Prêmio Nobel de Química de 2017: Moléculas da vida, capturadas em 3D
O uso da microscopia crioeletrônica, desenvolvida separadamente pelos Laureados, permite que as biomoléculas sejam congeladas no meio do movimento e retratadas em resolução atômica. Esta tecnologia, disse o Comitê do Nobel, 'mudou a bioquímica para uma nova era'.
Richard Henderson (E), Joachim Frank (C), Jacques Dubochet (E). O Prêmio Nobel de Química de 2017 foi concedido na quarta-feira a Jacques Dubochet, Joachim Frank e Richard Henderson pelo desenvolvimento de microscopia crioeletrônica para a determinação de estrutura de alta resolução de biomoléculas em solução.
O microscópio eletrônico foi projetado no início dos anos 1930 pelo físico alemão Ernst Ruska, pelo qual ele recebeu o Prêmio Nobel de Física de 1986 (junto com Gerd Binnig e Heinrich Rohrer, que dividiram a outra metade do prêmio). Quatro anos antes, o Nobel de Química de 1982 tinha ido para Aaron Klug por seu desenvolvimento da microscopia eletrônica cristalográfica e sua elucidação estrutural de complexos de ácido nucléico-proteína biologicamente importantes.
Durante grande parte da primeira metade do século 20, a determinação da estrutura das biomoléculas - proteínas, DNA e RNA - apareceu como um desafio significativo no campo da bioquímica. O conhecimento dos cientistas evoluiu constantemente nas últimas seis décadas - começando com os estudos cristalográficos pioneiros das estruturas das proteínas globulares que renderam Max F Perutz e John C Kendrew ao Nobel de Química em 1962, até o domínio da microscopia crioeletrônica (cryo-EM) para qual o Prêmio 2017 foi concedido.
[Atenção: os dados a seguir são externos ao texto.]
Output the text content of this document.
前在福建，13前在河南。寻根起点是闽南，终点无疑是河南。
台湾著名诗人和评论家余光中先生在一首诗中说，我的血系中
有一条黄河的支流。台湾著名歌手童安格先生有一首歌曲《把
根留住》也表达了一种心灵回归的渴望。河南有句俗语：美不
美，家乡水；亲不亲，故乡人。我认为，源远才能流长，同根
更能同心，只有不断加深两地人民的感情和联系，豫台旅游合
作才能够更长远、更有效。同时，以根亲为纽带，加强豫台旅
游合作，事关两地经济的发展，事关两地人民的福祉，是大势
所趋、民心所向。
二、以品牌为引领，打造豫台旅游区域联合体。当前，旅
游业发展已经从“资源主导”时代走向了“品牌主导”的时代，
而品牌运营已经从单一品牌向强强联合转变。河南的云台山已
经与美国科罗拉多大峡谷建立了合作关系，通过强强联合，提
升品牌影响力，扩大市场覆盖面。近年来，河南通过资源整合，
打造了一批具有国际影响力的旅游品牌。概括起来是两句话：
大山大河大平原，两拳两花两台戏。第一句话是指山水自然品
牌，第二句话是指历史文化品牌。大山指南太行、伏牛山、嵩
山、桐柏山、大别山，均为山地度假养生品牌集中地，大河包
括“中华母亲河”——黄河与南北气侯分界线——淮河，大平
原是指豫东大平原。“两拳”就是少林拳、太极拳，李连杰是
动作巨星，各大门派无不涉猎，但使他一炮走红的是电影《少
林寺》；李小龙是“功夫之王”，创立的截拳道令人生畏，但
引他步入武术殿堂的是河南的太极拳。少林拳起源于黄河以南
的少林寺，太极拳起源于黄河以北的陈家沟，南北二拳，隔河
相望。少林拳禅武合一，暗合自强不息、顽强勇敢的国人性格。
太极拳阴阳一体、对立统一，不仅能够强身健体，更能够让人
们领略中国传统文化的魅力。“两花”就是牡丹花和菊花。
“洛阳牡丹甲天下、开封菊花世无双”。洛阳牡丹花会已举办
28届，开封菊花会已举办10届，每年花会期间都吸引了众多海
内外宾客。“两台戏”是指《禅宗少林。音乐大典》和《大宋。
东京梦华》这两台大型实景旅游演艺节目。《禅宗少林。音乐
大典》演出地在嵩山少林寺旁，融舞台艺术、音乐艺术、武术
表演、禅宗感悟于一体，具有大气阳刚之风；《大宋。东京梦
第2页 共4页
Na década de 50, a cristalografia de raios X (exposição de cristais de proteínas aos raios X) foi usada para desenvolver modelos de biomoléculas para pesquisa e desenvolvimento; na década de 80, a espectroscopia de ressonância magnética nuclear (RMN) também foi empregada para esse fim. O uso de ambas as técnicas estava, no entanto, sujeito a limitações impostas pela natureza das biomoléculas. A cristalografia de raios X exigia cristais bem organizados - biomoléculas geralmente nunca são organizadas como cristais. E o NMR funcionou apenas para um conjunto relativamente pequeno de proteínas.
Os vencedores do Prêmio 2017 empregaram três abordagens diferentes que, juntas, superaram esses desafios, levando, como disse o Comitê do Nobel, a bioquímica a uma nova era, tornando mais fácil do que nunca a captura de imagens de biomoléculas.
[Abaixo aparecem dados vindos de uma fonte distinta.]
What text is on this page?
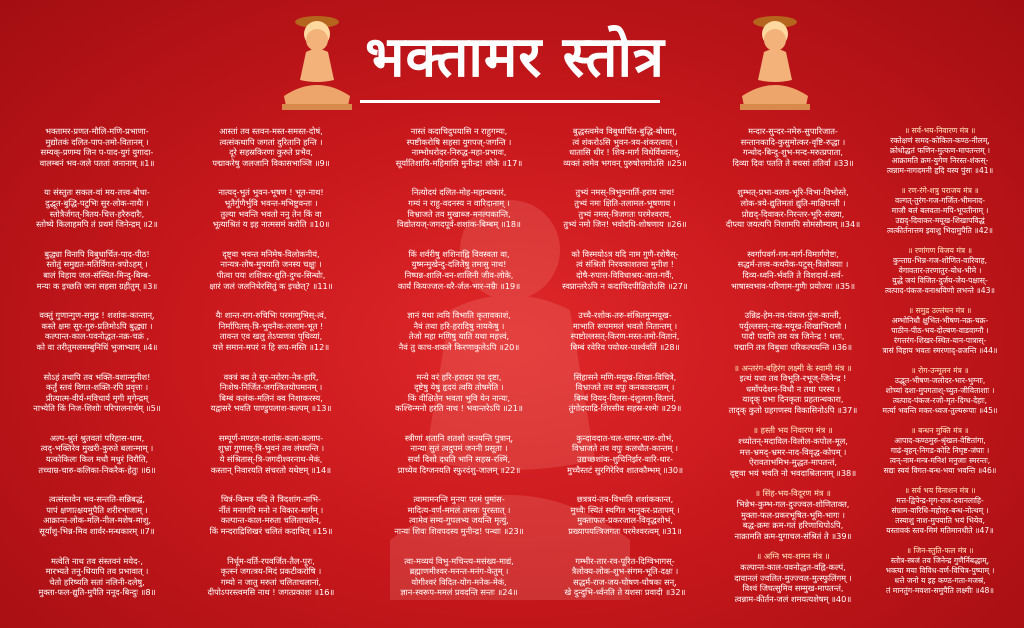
भक्तामर स्तोत्र
भक्तामर-प्रणत-मौलि-मणि-प्रभाणा-
मुद्योतकं दलित-पाप-तमो-वितानम् ।
सम्यक्-प्रणम्य जिन प-पाद-युगं युगादा-
वालम्बनं भव-जले पततां जनानाम् ॥1॥
यः संस्तुतः सकल-वां मय-तत्त्व-बोधा-
दुद्भूत-बुद्धि-पटुभिः सुर-लोक-नाथैः ।
स्तोत्रैर्जगत्-त्रितय-चित्त-हरैरुदारैः,
स्तोष्ये किलाहमपि तं प्रथमं जिनेन्द्रम् ॥2॥
बुद्ध्या विनापि विबुधार्चित-पाद-पीठ!
स्तोतुं समुद्यत-मतिर्विगत-त्रपोऽहम् ।
बालं विहाय जल-संस्थित-मिन्दु-बिम्ब-
मन्यः क इच्छति जनः सहसा ग्रहीतुम् ॥3॥
वक्तुं गुणान्गुण-समुद्र ! शशांक-कान्तान्,
कस्ते क्षमः सुर-गुरु-प्रतिमोऽपि बुद्ध्या ।
कल्पान्त-काल-पवनोद्धत-नक्र-चक्रं ,
को वा तरीतुमलमम्बुनिधिं भुजाभ्याम् ॥4॥
सोऽहं तथापि तव भक्ति-वशान्मुनीश!
कर्तुं स्तवं विगत-शक्ति-रपि प्रवृत्तः ।
प्रीत्यात्म-वीर्य-मविचार्य मृगी मृगेन्द्रम्
नाभ्येति किं निज-शिशोः परिपालनार्थम् ॥5॥
अल्प-श्रुतं श्रुतवतां परिहास-धाम,
त्वद्-भक्तिरेव मुखरी-कुरुते बलान्माम् ।
यत्कोकिलः किल मधौ मधुरं विरौति,
तच्चाम्र-चारु-कलिका-निकरैक-हेतुः ॥6॥
त्वत्संस्तवेन भव-सन्तति-सन्निबद्धं,
पापं क्षणात्क्षयमुपैति शरीरभाजाम् ।
आक्रान्त-लोक-मलि-नील-मशेष-माशु,
सूर्यांशु-भिन्न-मिव शार्वर-मन्धकारम् ॥7॥
मत्वेति नाथ तव संस्तवनं मयेद-,
मारभ्यते तनु-धियापि तव प्रभावात् ।
चेतो हरिष्यति सतां नलिनी-दलेषु,
मुक्ता-फल-द्युति-मुपैति ननूद-बिन्दुः ॥8॥
आस्तां तव स्तवन-मस्त-समस्त-दोषं,
त्वत्संकथापि जगतां दुरितानि हन्ति ।
दूरे सहस्रकिरणः कुरुते प्रभैव,
पद्माकरेषु जलजानि विकासभाञ्जि ॥9॥
नात्यद्-भुतं भुवन-भूषण ! भूत-नाथ!
भूतैर्गुणैर्भुवि भवन्त-मभिष्टुवन्तः ।
तुल्या भवन्ति भवतो ननु तेन किं वा
भूत्याश्रितं य इह नात्मसमं करोति ॥10॥
दृष्ट्वा भवन्त मनिमेष-विलोकनीयं,
नान्यत्र-तोष-मुपयाति जनस्य चक्षुः ।
पीत्वा पयः शशिकर-द्युति-दुग्ध-सिन्धोः,
क्षारं जलं जलनिधेरसितुं क इच्छेत्? ॥11॥
यैः शान्त-राग-रुचिभिः परमाणुभिस्-त्वं,
निर्मापितस्-त्रि-भुवनैक-ललाम-भूत !
तावन्त एव खलु तेऽप्यणवः पृथिव्यां,
यत्ते समान-मपरं न हि रूप-मस्ति ॥12॥
वक्त्रं क्व ते सुर-नरोरग-नेत्र-हारि,
निःशेष-निर्जित-जगत्त्रितयोपमानम् ।
बिम्बं कलंक-मलिनं क्व निशाकरस्य,
यद्वासरे भवति पाण्डुपलाश-कल्पम् ॥13॥
सम्पूर्ण-मण्डल-शशांक-कला-कलाप-
शुभ्रा गुणास्-त्रि-भुवनं तव लंघयन्ति ।
ये संश्रितास्-त्रि-जगदीश्वरनाथ-मेकं,
कस्तान् निवारयति संचरतो यथेष्टम् ॥14॥
चित्रं-किमत्र यदि ते त्रिदशांग-नाभि-
र्नीतं मनागपि मनो न विकार-मार्गम् ।
कल्पान्त-काल-मरुता चलिताचलेन,
किं मन्दराद्रिशिखरं चलितं कदाचित् ॥15॥
निर्धूम-वर्ति-रपवर्जित-तैल-पूरः,
कृत्स्नं जगत्त्रय-मिदं प्रकटीकरोषि ।
गम्यो न जातु मरुतां चलिताचलानां,
दीपोऽपरस्त्वमसि नाथ ! जगत्प्रकाशः ॥16॥
नास्तं कदाचिदुपयासि न राहुगम्यः,
स्पष्टीकरोषि सहसा युगपज्-जगन्ति ।
नाम्भोधरोदर-निरुद्ध-महा-प्रभावः,
सूर्यातिशायि-महिमासि मुनीन्द्र! लोके ॥17॥
नित्योदयं दलित-मोह-महान्धकारं,
गम्यं न राहु-वदनस्य न वारिदानाम् ।
विभ्राजते तव मुखाब्ज-मनल्पकान्ति,
विद्योतयज्-जगदपूर्व-शशांक-बिम्बम् ॥18॥
किं शर्वरीषु शशिनाह्नि विवस्वता वा,
युष्मन्मुखेन्दु-दलितेषु तमःसु नाथ!
निष्पन्न-शालि-वन-शालिनी जीव-लोके,
कार्यं कियज्जल-धरै-र्जल-भार-नम्रैः ॥19॥
ज्ञानं यथा त्वयि विभाति कृतावकाशं,
नैवं तथा हरि-हरादिषु नायकेषु ।
तेजो महा मणिषु याति यथा महत्त्वं,
नैवं तु काच-शकले किरणाकुलेऽपि ॥20॥
मन्ये वरं हरि-हरादय एव दृष्टा,
दृष्टेषु येषु हृदयं त्वयि तोषमेति ।
किं वीक्षितेन भवता भुवि येन नान्यः,
कश्चिन्मनो हरति नाथ ! भवान्तरेऽपि ॥21॥
स्त्रीणां शतानि शतशो जनयन्ति पुत्रान्,
नान्या सुतं त्वदुपमं जननी प्रसूता ।
सर्वा दिशो दधति भानि सहस्र-रश्मिं,
प्राच्येव दिग्जनयति स्फुरदंशु-जालम् ॥22॥
त्वामामनन्ति मुनयः परमं पुमांस-
मादित्य-वर्ण-ममलं तमसः पुरस्तात् ।
त्वामेव सम्य-गुपलभ्य जयन्ति मृत्युं,
नान्यः शिवः शिवपदस्य मुनीन्द्र! पन्थाः ॥23॥
त्वा-मव्ययं विभु-मचिन्त्य-मसंख्य-माद्यं,
ब्रह्माणमीश्वर-मनन्त-मनंग-केतुम् ।
योगीश्वरं विदित-योग-मनेक-मेकं,
ज्ञान-स्वरूप-ममलं प्रवदन्ति सन्तः ॥24॥
बुद्धस्त्वमेव विबुधार्चित-बुद्धि-बोधात्,
त्वं शंकरोऽसि भुवन-त्रय-शंकरत्वात् ।
धातासि धीर ! शिव-मार्ग विधेर्विधानाद्,
व्यक्तं त्वमेव भगवन् पुरुषोत्तमोऽसि ॥25॥
तुभ्यं नमस्-त्रिभुवनार्ति-हराय नाथ!
तुभ्यं नमः क्षिति-तलामल-भूषणाय ।
तुभ्यं नमस्-त्रिजगतः परमेश्वराय,
तुभ्यं नमो जिन! भवोदधि-शोषणाय ॥26॥
को विस्मयोऽत्र यदि नाम गुणै-रशेषैस्-
त्वं संश्रितो निरवकाशतया मुनीश !
दोषै-रुपात्त-विविधाश्रय-जात-गर्वैः,
स्वप्नान्तरेऽपि न कदाचिदपीक्षितोऽसि ॥27॥
उच्चै-रशोक-तरु-संश्रितमुन्मयूख-
माभाति रूपममलं भवतो नितान्तम् ।
स्पष्टोल्लसत्-किरण-मस्त-तमो-वितानं,
बिम्बं रवेरिव पयोधर-पार्श्ववर्ति ॥28॥
सिंहासने मणि-मयूख-शिखा-विचित्रे,
विभ्राजते तव वपुः कनकावदातम् ।
बिम्बं वियद्-विलस-दंशुलता-वितानं,
तुंगोदयाद्रि-शिरसीव सहस्र-रश्मेः ॥29॥
कुन्दावदात-चल-चामर-चारु-शोभं,
विभ्राजते तव वपुः कलधौत-कान्तम् ।
उद्यच्छशांक-शुचिनिर्झर-वारि-धार-
मुच्चैस्तटं सुरगिरेरिव शातकौम्भम् ॥30॥
छत्रत्रयं-तव-विभाति शशांककान्त,
मुच्चैः स्थितं स्थगित भानुकर-प्रतापम् ।
मुक्ताफल-प्रकरजाल-विवृद्धशोभं,
प्रख्यापयत्त्रिजगतः परमेश्वरत्वम् ॥31॥
गम्भीर-तार-रव-पूरित-दिग्विभागस्-
त्रैलोक्य-लोक-शुभ-संगम-भूति-दक्षः ।
सद्धर्म-राज-जय-घोषण-घोषकः सन्,
खे दुन्दुभि-र्ध्वनति ते यशसः प्रवादी ॥32॥
मन्दार-सुन्दर-नमेरु-सुपारिजात-
सन्तानकादि-कुसुमोत्कर-वृष्टि-रुद्धा ।
गन्धोद-बिन्दु-शुभ-मन्द-मरुत्प्रपाता,
दिव्या दिवः पतति ते वचसां ततिर्वा ॥33॥
शुम्भत्-प्रभा-वलय-भूरि-विभा-विभोस्ते,
लोक-त्रये-द्युतिमतां द्युति-माक्षिपन्ती ।
प्रोद्यद्-दिवाकर-निरन्तर-भूरि-संख्या,
दीप्त्या जयत्यपि निशामपि सोमसौम्याम् ॥34॥
स्वर्गापवर्ग-गम-मार्ग-विमार्गणेष्टः,
सद्धर्म-तत्त्व-कथनैक-पटुस्-त्रिलोक्याः ।
दिव्य-ध्वनि-र्भवति ते विशदार्थ-सर्व-
भाषास्वभाव-परिणाम-गुणैः प्रयोज्यः ॥35॥
उन्निद्र-हेम-नव-पंकज-पुंज-कान्ती,
पर्युल्लसन्-नख-मयूख-शिखाभिरामौ ।
पादौ पदानि तव यत्र जिनेन्द्र ! धत्तः,
पद्मानि तत्र विबुधाः परिकल्पयन्ति ॥36॥
॥ अन्तरंग-बहिरंग लक्ष्मी के स्वामी मंत्र ॥
इत्थं यथा तव विभूति-रभूज्-जिनेन्द्र !
धर्मोपदेशन-विधौ न तथा परस्य ।
यादृक् प्रभा दिनकृतः प्रहतान्धकारा,
तादृक् कुतो ग्रहगणस्य विकासिनोऽपि ॥37॥
॥ हस्ती भय निवारण मंत्र ॥
श्च्योतन्-मदाविल-विलोल-कपोल-मूल,
मत्त-भ्रमद्-भ्रमर-नाद-विवृद्ध-कोपम् ।
ऐरावताभमिभ-मुद्धत-मापतन्तं,
दृष्ट्वा भयं भवति नो भवदाश्रितानाम् ॥38॥
॥ सिंह-भय-विदूरण मंत्र ॥
भिन्नेभ-कुम्भ-गल-दुज्ज्वल-शोणिताक्त,
मुक्ता-फल-प्रकरभूषित-भूमि-भागः ।
बद्ध-क्रमः क्रम-गतं हरिणाधिपोऽपि,
नाक्रामति क्रम-युगाचल-संश्रितं ते ॥39॥
॥ अग्नि भय-शमन मंत्र ॥
कल्पान्त-काल-पवनोद्धत-वह्नि-कल्पं,
दावानलं ज्वलित-मुज्ज्वल-मुत्स्फुलिंगम् ।
विश्वं जिघत्सुमिव सम्मुख-मापतन्तं,
त्वन्नाम-कीर्तन-जलं शमयत्यशेषम् ॥40॥
॥ सर्व-भय-निवारण मंत्र ॥
रक्तेक्षणं समद-कोकिल-कण्ठ-नीलम्,
क्रोधोद्धतं फणिन-मुत्फण-मापतन्तम् ।
आक्रामति क्रम-युगेण निरस्त-शंकस्-
त्वन्नाम-नागदमनी हृदि यस्य पुंसः ॥41॥
॥ रण-रंगे-शत्रु पराजय मंत्र ॥
वल्गत्-तुरंग-गज-गर्जित-भीमनाद-
माजौ बलं बलवता-मपि-भूपतीनाम् ।
उद्यद्-दिवाकर-मयूख-शिखापविद्धं
त्वत्कीर्तनात्तम इवाशु भिदामुपैति ॥42॥
॥ रणांगण विजय मंत्र ॥
कुन्ताग्र-भिन्न-गज-शोणित-वारिवाह,
वेगावतार-तरणातुर-योध-भीमे ।
युद्धे जयं विजित-दुर्जय-जेय-पक्षास्-
त्वत्पाद-पंकज-वनाश्रयिणो लभन्ते ॥43॥
॥ समुद्र उल्लंघन मंत्र ॥
अम्भोनिधौ क्षुभित-भीषण-नक्र-चक्र-
पाठीन-पीठ-भय-दोल्बण-वाडवाग्नौ ।
रंगत्तरंग-शिखर-स्थित-यान-पात्रास्-
त्रासं विहाय भवतः स्मरणाद्-व्रजन्ति ॥44॥
॥ रोग-उन्मूलन मंत्र ॥
उद्भूत-भीषण-जलोदर-भार-भुग्नाः,
शोच्यां दशा-मुपगताश्-च्युत-जीविताशाः ।
त्वत्पाद-पंकज-रजो-मृत-दिग्ध-देहाः,
मर्त्या भवन्ति मकर-ध्वज-तुल्यरूपाः ॥45॥
॥ बन्धन मुक्ति मंत्र ॥
आपाद-कण्ठमुरु-श्रृंखल-वेष्टितांगा,
गाढं-बृहन्-निगड-कोटि निघृष्ट-जंघाः ।
त्वन्-नाम-मन्त्र-मनिशं मनुजाः स्मरन्तः,
सद्यः स्वयं विगत-बन्ध-भया भवन्ति ॥46॥
॥ सर्व भय विनाशन मंत्र ॥
मत्त-द्विपेन्द्र-मृग-राज-दवानलाहि-
संग्राम-वारिधि-महोदर-बन्ध-नोत्थम् ।
तस्याशु नाश-मुपयाति भयं भियेव,
यस्तावकं स्तव-मिमं मतिमानधीते ॥47॥
॥ जिन-स्तुति-फल मंत्र ॥
स्तोत्र-स्त्रजं तव जिनेन्द्र गुणैर्निबद्धाम्,
भक्त्या मया विविध-वर्ण-विचित्र-पुष्पाम् ।
धत्ते जनो य इह कण्ठ-गता-मजस्रं,
तं मानतुंग-मवशा-समुपैति लक्ष्मीः ॥48॥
Cristalografia de raios-X para microscópio eletrônico
Richard Henderson abandonou a cristalografia de raios-X e recorreu a proteínas de imagem usando microscopia eletrônica de transmissão - na qual, em vez de luz, um fino feixe de elétrons é enviado através da amostra. No entanto, embora o microscópio eletrônico seja bom para obter a estrutura atômica de, digamos, uma proteína de membrana, o intenso feixe de elétrons necessário para imagens de alta resolução incinera material biológico. E uma redução na intensidade do feixe significa uma perda substancial de contraste e a imagem torna-se difusa.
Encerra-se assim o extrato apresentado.